A group of you black professionals from The Soulcial Scene are putting black businesses first in a social experiment
Ranked fourth in the country in minority ownership – claiming 47,000 of 62,000 small businesses within the city — one would guess Detroit to be a hotbed for the black economy yet half of the new businesses are not surviving beyond five years. A new social group made up of young black professionals decided to take matters into their own hands and prove why the D is called ‘America’s Comeback City.’
According to the Michigan Tribune, The Soulcial Scene has a two-fold mission: first, to create social events to attend and secondly, to provide an avenue for growth opportunities for black-owned businesses to survive and thrive in metropolitan cities such as Detroit.

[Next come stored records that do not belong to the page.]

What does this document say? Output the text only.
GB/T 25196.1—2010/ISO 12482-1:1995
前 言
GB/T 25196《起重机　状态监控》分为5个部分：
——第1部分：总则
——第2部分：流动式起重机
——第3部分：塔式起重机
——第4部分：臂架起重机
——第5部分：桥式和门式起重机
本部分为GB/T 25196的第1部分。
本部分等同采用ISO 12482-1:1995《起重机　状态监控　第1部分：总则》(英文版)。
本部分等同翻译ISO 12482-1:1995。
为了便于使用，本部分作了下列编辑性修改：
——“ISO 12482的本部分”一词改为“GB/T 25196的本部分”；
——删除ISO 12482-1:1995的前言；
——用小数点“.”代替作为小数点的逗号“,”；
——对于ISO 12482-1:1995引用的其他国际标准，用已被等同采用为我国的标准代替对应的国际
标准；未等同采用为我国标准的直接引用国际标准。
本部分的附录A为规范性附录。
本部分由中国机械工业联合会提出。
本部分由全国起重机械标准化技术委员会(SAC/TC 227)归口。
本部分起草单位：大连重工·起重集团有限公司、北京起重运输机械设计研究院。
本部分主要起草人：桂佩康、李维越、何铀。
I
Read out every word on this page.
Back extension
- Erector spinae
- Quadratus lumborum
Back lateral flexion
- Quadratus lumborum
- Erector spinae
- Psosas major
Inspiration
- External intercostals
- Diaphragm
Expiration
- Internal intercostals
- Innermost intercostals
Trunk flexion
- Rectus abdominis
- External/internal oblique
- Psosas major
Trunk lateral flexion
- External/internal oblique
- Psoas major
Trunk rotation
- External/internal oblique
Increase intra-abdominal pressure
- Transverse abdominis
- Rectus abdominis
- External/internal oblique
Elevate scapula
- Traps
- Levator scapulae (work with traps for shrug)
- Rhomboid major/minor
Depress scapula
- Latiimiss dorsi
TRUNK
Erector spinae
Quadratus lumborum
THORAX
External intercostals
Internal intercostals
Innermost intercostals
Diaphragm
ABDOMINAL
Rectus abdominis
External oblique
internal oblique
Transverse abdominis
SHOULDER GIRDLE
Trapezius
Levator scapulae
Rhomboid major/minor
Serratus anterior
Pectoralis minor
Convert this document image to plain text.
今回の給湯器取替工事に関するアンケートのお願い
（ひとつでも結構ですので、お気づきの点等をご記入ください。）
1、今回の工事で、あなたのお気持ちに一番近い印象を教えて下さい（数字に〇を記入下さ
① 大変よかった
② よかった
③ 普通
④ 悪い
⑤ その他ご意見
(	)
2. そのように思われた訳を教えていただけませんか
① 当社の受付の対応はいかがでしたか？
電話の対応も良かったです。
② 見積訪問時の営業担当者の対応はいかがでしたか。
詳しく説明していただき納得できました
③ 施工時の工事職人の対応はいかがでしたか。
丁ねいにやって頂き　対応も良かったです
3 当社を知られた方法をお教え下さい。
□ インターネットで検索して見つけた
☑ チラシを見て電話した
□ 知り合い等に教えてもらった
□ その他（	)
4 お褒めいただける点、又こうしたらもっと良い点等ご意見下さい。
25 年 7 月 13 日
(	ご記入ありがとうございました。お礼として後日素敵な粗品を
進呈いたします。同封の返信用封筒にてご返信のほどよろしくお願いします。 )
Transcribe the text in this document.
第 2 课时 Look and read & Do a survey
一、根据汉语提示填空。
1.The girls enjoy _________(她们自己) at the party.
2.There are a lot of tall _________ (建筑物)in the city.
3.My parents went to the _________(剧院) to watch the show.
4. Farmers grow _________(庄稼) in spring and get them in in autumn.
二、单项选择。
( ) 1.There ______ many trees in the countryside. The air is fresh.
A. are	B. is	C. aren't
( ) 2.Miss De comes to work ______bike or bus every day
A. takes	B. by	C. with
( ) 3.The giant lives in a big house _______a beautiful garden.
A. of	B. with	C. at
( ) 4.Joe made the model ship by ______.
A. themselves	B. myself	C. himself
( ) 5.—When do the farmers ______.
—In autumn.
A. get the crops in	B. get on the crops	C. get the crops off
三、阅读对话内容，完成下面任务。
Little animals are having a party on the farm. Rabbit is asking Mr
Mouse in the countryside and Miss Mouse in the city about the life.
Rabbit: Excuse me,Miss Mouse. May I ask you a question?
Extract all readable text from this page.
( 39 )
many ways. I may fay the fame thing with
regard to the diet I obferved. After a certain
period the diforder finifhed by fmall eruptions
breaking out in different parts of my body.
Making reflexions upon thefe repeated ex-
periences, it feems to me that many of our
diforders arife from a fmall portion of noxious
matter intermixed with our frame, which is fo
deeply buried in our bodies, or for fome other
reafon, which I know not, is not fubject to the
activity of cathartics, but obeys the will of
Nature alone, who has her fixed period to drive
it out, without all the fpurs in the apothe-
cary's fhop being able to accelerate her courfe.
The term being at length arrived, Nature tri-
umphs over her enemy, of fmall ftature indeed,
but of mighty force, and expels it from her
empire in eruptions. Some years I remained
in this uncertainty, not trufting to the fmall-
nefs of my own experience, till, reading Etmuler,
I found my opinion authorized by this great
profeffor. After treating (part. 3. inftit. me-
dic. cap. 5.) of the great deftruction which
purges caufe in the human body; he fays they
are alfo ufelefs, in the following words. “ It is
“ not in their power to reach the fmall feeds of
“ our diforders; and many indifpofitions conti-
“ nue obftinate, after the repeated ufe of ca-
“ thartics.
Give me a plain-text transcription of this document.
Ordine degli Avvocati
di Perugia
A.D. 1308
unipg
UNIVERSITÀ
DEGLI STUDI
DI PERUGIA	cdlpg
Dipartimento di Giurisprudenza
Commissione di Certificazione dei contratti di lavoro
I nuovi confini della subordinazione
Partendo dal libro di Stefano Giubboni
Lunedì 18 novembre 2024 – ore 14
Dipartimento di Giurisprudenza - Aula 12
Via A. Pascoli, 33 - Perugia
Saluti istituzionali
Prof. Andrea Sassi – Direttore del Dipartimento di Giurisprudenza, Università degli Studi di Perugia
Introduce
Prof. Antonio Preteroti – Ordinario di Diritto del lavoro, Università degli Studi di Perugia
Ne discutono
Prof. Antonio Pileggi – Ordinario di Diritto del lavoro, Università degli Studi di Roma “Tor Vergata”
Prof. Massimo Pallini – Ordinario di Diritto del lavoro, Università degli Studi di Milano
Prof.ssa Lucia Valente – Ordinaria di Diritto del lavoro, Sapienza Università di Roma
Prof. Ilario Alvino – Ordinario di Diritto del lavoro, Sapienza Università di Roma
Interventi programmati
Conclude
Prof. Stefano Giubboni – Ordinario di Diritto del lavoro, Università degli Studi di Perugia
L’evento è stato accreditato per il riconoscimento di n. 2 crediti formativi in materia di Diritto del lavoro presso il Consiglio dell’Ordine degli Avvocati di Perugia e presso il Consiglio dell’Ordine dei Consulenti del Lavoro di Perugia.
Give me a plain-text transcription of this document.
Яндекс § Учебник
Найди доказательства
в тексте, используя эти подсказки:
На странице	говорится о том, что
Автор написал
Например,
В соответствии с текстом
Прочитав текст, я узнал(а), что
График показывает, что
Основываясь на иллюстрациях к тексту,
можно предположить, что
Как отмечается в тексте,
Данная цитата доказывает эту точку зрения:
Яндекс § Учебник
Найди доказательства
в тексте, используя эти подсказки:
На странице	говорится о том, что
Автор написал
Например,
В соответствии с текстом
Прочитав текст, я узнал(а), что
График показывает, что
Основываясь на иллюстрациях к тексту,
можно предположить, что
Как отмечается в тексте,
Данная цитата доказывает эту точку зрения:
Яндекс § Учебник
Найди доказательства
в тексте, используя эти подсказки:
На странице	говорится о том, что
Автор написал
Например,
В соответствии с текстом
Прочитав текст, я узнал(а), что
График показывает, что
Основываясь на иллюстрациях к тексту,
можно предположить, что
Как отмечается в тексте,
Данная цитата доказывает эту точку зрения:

The Soulcial Scene bunch took on this social experience by shuttling residents and professionals to these set locations from the downtown and midtown office populations for happy hours during the work week and recruit subscriptions to a membership that includes monthly social events. Detroit is the testing ground but the plan is to spread to major cities such as Chicago, Los Angeles and Washington, D.C.
“Our goal is to use black-owned business growth as a tool to provide resources and job opportunities for black families, which we believe is the key to community transformation,” Damion Ellis, founder of The Soulcial Scene, shared with Michigan Chronicle. As a former finance executive for General Motors, he left solely to focus on supporting black businesses. This is just the beginning.
Every attempt to put black-owned business first is welcomed. It’s a capitalistic world and prosperity directly connected with wealth. So we need to improve our black communities if we want a better future for us and our kids.